Une étude sur les prairies a montré qu’une forte diversité réduit considérablement la production d’espèces invasives.
Cela joue un rôle de service de régulation.
Cette résistance s’explique par le fait que dans un milieu riche en biodiversité, toutes les niches écologiques sont déjà occupées.
Cela laisse très peu d’opportunités d’installation pour les envahisseurs.
Conclusion
La perte de biodiversité à laquelle nous assistons actuellement a déjà fortement affecté les écosystèmes et réduit les services essentiels qu’ils nous fournissent.
Vidéo 4
Les extinctions de masse, passées et présentes
L’histoire de la Terre a connu plusieurs extinctions de masse au fil des périodes géologiques.
À la fin du Permien, près de 90 % des invertébrés marins et de nombreuses espèces terrestres ont disparu, probablement à la suite de l’éruption d’un supervolcan ou de l’impact d’une météorite.
La fin du Crétacé a été marquée par la disparition des dinosaures, la cause la plus probable étant l’impact d’un astéroïde.
Plus récemment, au cours du Pléistocène, l’ère glaciaire et potentiellement la chasse humaine ont mené à l’extinction des grands mammifères comme le mammouth.

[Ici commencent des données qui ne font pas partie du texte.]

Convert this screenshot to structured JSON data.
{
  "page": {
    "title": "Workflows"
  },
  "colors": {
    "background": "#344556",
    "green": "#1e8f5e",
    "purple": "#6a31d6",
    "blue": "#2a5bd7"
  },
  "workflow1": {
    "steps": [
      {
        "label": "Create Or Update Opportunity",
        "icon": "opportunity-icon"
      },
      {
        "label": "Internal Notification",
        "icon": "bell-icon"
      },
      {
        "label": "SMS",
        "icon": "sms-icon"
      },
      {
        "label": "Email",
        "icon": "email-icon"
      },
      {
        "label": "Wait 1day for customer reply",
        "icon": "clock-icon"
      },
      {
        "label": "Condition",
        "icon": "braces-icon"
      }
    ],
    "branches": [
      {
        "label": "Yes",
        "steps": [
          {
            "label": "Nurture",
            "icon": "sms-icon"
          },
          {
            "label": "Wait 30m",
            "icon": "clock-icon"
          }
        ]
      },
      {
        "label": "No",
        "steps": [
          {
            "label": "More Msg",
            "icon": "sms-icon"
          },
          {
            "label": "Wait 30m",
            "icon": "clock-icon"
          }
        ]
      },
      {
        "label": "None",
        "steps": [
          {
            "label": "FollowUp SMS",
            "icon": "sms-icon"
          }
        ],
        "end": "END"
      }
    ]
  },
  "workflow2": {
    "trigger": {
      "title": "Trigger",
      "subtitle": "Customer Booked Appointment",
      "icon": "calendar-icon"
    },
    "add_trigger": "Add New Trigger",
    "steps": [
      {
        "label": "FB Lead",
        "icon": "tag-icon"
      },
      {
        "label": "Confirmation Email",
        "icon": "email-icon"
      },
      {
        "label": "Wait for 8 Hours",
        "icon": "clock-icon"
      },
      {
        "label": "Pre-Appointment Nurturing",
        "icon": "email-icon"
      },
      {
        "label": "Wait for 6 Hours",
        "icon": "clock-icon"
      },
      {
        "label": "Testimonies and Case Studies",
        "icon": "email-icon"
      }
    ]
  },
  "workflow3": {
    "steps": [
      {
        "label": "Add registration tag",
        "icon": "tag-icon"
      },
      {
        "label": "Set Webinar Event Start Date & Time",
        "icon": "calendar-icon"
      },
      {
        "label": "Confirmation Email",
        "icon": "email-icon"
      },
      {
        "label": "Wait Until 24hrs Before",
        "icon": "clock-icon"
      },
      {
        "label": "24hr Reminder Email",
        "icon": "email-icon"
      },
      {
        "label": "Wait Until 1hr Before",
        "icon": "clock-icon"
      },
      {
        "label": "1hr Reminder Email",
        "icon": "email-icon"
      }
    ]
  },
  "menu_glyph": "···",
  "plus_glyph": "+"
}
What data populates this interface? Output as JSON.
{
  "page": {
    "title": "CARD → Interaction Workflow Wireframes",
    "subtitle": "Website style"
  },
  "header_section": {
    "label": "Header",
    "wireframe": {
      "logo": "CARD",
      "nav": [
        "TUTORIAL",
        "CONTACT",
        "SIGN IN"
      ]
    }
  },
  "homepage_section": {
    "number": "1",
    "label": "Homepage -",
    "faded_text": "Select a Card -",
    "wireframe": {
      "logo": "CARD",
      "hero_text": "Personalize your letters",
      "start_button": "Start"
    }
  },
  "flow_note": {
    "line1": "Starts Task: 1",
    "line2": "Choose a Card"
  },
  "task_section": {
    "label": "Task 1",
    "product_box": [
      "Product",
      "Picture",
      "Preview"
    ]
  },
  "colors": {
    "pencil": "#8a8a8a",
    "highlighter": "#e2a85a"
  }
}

Aujourd’hui, lors de l’Anthropocène, 75 % des extinctions sont directement dues à l’activité humaine depuis le XVIIe siècle, et particulièrement depuis la révolution industrielle.
Le taux d’extinction actuel est environ 10 à 100 fois plus élevé que lors des extinctions de masse passées.
Les groupes d’espèces les plus touchés aujourd’hui sont les mammifères, les oiseaux, les reptiles et les amphibiens.
Les causes de la perte actuelle de biodiversité
La dégradation et la fracturation des habitats sont causées par l’urbanisation et l’agriculture intensive.
La surexploitation non contrôlée des ressources naturelles dégrade les habitats et diminue les ressources.
La pollution issue des activités humaines, comme les plastiques, les métaux lourds et les déchets industriels, détériore les écosystèmes.
L’introduction d’espèces exotiques envahissantes, favorisée par le commerce mondial, impacte directement les espèces natives.
Ces facteurs sont interconnectés, et le changement climatique vient aggraver l’ensemble de ces menaces.
Avec l’augmentation des températures, les niches écologiques favorables se déplacent vers les pôles ou en altitude.
Les espèces doivent s’adapter génétiquement ou se déplacer pour survivre à ces nouvelles conditions.
Cette adaptation ou migration est particulièrement difficile et lente pour les espèces sessiles, comme les plantes.
Cela les expose à un fort risque d’extinction.
Aujourd’hui, l’Union Internationale de Conservation de la Nature (IUCN) recense plus de 42 000 espèces menacées, ce qui représente 28 % de toutes les espèces évaluées.
Stratégies de conservation et de protection
La mise en place de zones protégées permet de limiter ou de supprimer l’activité humaine.
Actuellement, 15 % des zones terrestres et 10 % des zones aquatiques sont protégées.
Cela inclut des régions comme l’Amazonie, la barrière de corail ou le parc national de la mer des Wadden en Europe.
Des stratégies proches de la nature nécessitent un investissement local pour favoriser l’adaptation des écosystèmes.
La création de barrières écologiques, comme les passages au-dessus des autoroutes, augmente la connectivité entre les milieux pour les espèces ayant besoin de grands espaces.
Les stratégies de restauration, telles que la reforestation, visent à ramener un écosystème à son état naturel pré-humain.
L’aide à la migration consiste à introduire volontairement des espèces, comme certaines essences d’arbres, dans des régions qui leur seront favorables dans plusieurs décennies.
Conclusion globale du cours
Sur les neuf limites planétaires, l’humanité en a déjà dépassé six.
La perte de diversité est clairement la limite qui doit retenir le plus notre attention, car elle modifie profondément nos écosystèmes et leurs services.
Développer des mesures pour protéger nos écosystèmes naturels est tout aussi important que de limiter la hausse des températures climatiques.